Optimizing an ML Pipeline in Azure

Overview

This project is part of the Udacity Azure ML Nanodegree. In this project, we build and optimize an Azure ML pipeline using the Python SDK and a provided Scikit-learn model. This model is then compared to an Azure AutoML run.

Summary

This problem involves a dataset containing information on the customer and y, the target variable, which indicates wether the customer subscribed to a fixed term deposit or not. The best performing model was a gradient boosting-based model, using the LightGBM framework.

Scikit-learn Pipeline

The architecture for the Sk-learn approach was indeed rather simple. First, it reads the data from the specified endpoint (an URL in this specific case), then it will clean the data, one hot encode it and split them into training data and target column. Next, split into train and test and finally trains the Logistic Regression model and log the accuracy from the run. In order to get the highest possible accuracy, an hyperparameter tuning was performed with the aid of HyperDrive and varied the "C" parameter - which corresponds to the inverse of regularization strenght - from the values uniformly distributed between 0.1 and 100. The best performing model with this architecture was the one with C=16, that got 90.6% Accuracy.

By choosing the uniform sampler with the Random Sampling method, we can guarantee that a majority of the grid of hyperparameters will be covered, with lower computational efforts.
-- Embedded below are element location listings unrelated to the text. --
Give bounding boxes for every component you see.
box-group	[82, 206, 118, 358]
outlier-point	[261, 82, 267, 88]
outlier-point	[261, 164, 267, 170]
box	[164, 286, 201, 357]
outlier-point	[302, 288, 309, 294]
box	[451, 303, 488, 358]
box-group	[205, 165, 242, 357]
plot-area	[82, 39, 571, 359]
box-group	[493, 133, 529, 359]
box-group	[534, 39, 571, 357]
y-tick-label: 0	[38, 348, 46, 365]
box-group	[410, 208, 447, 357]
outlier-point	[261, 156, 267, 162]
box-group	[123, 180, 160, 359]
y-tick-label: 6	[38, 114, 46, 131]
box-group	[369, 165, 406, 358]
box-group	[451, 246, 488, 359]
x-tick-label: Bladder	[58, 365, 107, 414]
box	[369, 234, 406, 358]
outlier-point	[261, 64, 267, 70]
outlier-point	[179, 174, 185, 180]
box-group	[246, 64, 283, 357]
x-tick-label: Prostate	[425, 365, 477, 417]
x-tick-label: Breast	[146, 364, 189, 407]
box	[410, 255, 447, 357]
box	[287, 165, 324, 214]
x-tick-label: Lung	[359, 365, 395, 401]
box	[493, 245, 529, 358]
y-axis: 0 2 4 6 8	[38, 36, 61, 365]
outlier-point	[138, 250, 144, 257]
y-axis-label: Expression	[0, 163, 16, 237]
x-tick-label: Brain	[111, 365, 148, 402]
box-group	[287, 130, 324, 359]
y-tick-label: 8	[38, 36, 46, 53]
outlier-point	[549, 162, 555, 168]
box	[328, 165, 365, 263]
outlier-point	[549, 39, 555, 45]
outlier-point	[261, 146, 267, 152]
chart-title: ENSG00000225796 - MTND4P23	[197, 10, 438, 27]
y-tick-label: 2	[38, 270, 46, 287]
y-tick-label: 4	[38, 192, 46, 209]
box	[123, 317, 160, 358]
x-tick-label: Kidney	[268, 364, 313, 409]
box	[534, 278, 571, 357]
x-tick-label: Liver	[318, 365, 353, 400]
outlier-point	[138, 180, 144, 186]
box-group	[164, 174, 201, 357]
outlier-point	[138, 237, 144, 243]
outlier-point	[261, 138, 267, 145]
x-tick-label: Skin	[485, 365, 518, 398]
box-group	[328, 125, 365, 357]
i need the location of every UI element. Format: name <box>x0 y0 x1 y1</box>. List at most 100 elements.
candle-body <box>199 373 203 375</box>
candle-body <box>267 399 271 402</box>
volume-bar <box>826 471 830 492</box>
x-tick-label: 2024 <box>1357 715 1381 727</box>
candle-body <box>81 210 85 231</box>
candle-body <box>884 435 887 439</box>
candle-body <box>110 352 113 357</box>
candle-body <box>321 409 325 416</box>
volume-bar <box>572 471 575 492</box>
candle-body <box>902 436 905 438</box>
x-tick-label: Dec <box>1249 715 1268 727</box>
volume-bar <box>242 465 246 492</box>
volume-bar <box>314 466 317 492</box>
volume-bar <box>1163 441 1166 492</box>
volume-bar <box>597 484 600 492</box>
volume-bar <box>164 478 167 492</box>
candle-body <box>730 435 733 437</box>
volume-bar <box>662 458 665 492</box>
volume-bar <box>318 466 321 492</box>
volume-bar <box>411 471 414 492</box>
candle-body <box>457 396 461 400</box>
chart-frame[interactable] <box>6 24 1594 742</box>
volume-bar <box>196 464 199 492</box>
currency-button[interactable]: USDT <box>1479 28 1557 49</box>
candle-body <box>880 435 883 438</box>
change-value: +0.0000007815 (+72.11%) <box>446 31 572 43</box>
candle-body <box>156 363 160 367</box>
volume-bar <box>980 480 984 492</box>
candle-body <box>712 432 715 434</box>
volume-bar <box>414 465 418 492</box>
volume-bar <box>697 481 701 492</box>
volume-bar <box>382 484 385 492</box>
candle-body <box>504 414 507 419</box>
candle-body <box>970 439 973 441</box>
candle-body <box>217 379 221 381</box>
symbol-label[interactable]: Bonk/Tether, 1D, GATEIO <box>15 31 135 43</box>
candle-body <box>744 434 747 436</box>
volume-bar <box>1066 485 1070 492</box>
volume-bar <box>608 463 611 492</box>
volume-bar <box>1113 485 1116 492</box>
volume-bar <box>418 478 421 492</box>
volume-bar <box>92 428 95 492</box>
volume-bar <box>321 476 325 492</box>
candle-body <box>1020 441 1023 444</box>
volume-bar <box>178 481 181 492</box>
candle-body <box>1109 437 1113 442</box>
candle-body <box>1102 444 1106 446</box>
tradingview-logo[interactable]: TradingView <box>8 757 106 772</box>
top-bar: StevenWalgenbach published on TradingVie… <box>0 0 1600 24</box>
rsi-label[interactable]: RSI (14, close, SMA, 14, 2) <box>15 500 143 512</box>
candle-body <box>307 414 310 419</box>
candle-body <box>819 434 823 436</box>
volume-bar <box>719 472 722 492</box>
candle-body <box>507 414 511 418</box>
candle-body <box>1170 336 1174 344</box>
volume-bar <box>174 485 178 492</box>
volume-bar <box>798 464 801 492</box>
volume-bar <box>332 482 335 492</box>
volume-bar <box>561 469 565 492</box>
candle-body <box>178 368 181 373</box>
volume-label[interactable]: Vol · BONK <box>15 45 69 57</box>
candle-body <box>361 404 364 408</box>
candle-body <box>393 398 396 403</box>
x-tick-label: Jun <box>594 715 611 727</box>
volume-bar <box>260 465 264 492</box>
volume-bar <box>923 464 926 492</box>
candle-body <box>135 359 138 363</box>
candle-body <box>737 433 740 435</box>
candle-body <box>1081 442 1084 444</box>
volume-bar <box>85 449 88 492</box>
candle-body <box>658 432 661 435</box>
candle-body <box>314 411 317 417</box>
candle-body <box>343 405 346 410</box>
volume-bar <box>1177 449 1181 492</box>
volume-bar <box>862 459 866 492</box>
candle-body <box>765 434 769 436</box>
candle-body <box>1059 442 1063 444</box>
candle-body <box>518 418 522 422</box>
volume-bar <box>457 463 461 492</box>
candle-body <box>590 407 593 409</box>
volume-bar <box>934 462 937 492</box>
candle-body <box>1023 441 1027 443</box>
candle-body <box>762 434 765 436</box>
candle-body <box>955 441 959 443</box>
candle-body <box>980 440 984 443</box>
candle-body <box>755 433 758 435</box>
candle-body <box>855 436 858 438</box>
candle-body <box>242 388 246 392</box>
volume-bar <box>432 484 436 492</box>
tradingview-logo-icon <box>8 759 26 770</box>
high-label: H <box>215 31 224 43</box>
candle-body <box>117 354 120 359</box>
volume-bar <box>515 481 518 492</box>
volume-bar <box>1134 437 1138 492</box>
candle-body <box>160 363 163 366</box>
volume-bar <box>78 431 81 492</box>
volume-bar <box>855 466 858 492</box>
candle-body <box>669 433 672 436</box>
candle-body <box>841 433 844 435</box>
The early stopping method used (Bandit) will also prevent unnecessary computation by taking the metrics that are too far from the best run by a slack factor and stop the run there.

AutoML

The AutoML framework generated the LightGBM with a feature scaling method called Maximum Absolute Scaler, with 91.7% Accuracy.

Pipeline comparison

The AutoML framework made it possible with very low effort to find a better performing algorithm than what the HyperDrive achieved before. It then showed us a way to choose a good framework, and also a better scaling methodology. The gain in Accuracy was close to 1%. All in all, the LightGBM is a Gradient Boosting algorithm, which is a technique that puts together sets of "weak" prediction models, normally decision trees. It is a fast and more general approach, and when more complexity and enthropy are identified on the dataset, it shows to be more robust. The logistic regression on the other hand gives us with very low computational effort a way to explain the variable importances and how they affect the end result with a good split between the classes.

Future work

In the near future, it would be a good idea to use the scaling method and the LightGBM framework and do a more complete hyperparameter search with HyperDrive. That could potentially lead to even better metrics for us to take the model to production, which would also be effortless with Azure ML.